Morgan Stanley is a $294 billion company based on publicly traded shares valuation. This places the financial services firm at #44 position in global ranking of companies based on stock market capitalization.
Big question, why launch a digital assets wallet?
Morgan Stanley has plans to launch a digital asset wallet in 2026 as the financial services giant continues expanding its crypto investment product offerings to clients.
The wallet is built to support cryptocurrencies and real-world tokenized assets (RWAs), including stocks, bonds and real estate, with plans to support more assets over time, according to Barron's.
In September, the company announced that it would allow users of the E*Trade brokerage platform, which it owns, to trade cryptocurrencies including Bitcoin, Solana, and Ether in 2026 – Cointelegraph report
The ultimate UI game
As finance moves on-chain, the channels people go through to function daily changes.
The primary channel when dealing with on-chain finance is crypto or digital assets wallet. Having a means to avoid jumping through multiple tabs and potentially installing numerous bridge softwares, is highly demanded and these wallets are simply the best way.

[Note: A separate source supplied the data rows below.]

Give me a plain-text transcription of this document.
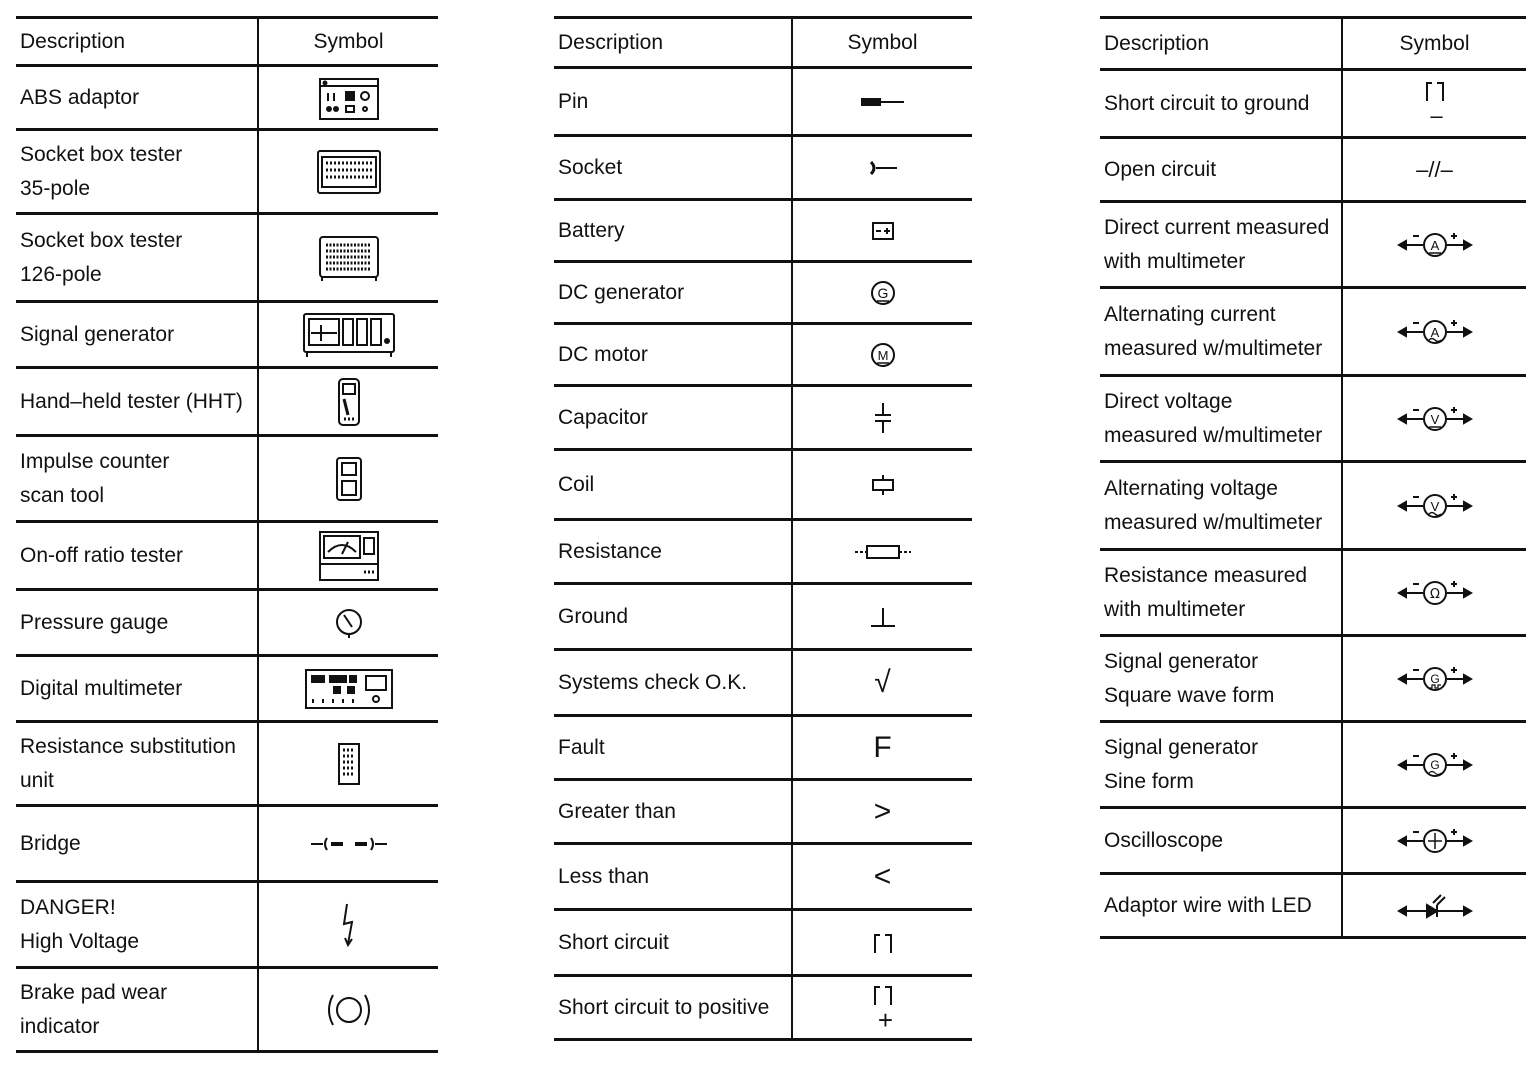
Description	Symbol
ABS adaptor	

Socket box tester
35-pole	

Socket box tester
126-pole	

Signal generator	

Hand–held tester (HHT)	

Impulse counter
scan tool	

On-off ratio tester	

Pressure gauge	

Digital multimeter	

Resistance substitution
unit	

Bridge	

DANGER!
High Voltage	

Brake pad wear
indicator	
Description	Symbol
Pin	

Socket	

Battery	

DC generator	G

DC motor	M

Capacitor	

Coil	

Resistance	

Ground	

Systems check O.K.	√
Fault	F
Greater than	>
Less than	<
Short circuit	

Short circuit to positive	+
Description	Symbol
Short circuit to ground	–
Open circuit	–//–
Direct current measured
with multimeter	A

Alternating current
measured w/multimeter	A

Direct voltage
measured w/multimeter	V

Alternating voltage
measured w/multimeter	V

Resistance measured
with multimeter	Ω

Signal generator
Square wave form	G

Signal generator
Sine form	G

Oscilloscope	

Adaptor wire with LED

There are currently numerous options out there. Plenty are non-custodial and with equally many custodial wallets, but anyone can understand that an established firm as Morgan Stanley isn't going to outsource such a vital role in on-chain finance to a third-party, especially not one that gives the clients complete autonomy.
The report doesn't make mention of if Morgan Stanley's planned digital assets wallet will be non-custodial or not, but it's to be expected that as a Bank, it is going to aim to build for a centrally controlled environment.
Bank apps (an associated software) will not matter much in a future where finance is on-chain. But what will matter a lot will be digital assets wallet.
Building one, means positioning to maintain control.
As fancy as always, we are going to see these bank-controlled wallets get advertised as "safe solutions" for managing on-chain finance and wealth.
Established financial firms coming into crypto understand that ultimately, the channel, in this case, the UI, through which individual access and function on-chain, matters more than anything else.
If you control the channel, you can control the money.
It's like what's happening through AI. It's looking more and more likely that AI apps will replace many product or service UIs (apps) because users may just open an AI app to use a built-in or integrated agents to solve their problem.
Similarly, with on-chain finance and economies, people will increasingly use wallets as the default channel. Primary because it more intuitive to connect to any blockchain app and function within said wallets.
How well of an adoption these controlled wallets will have over the non-custodial options, is open to discovery with time.
The good news, as always, is that every move at adapting to and integrating on-chain finance from TradFi players, brings the industry closes to having the masses onboard.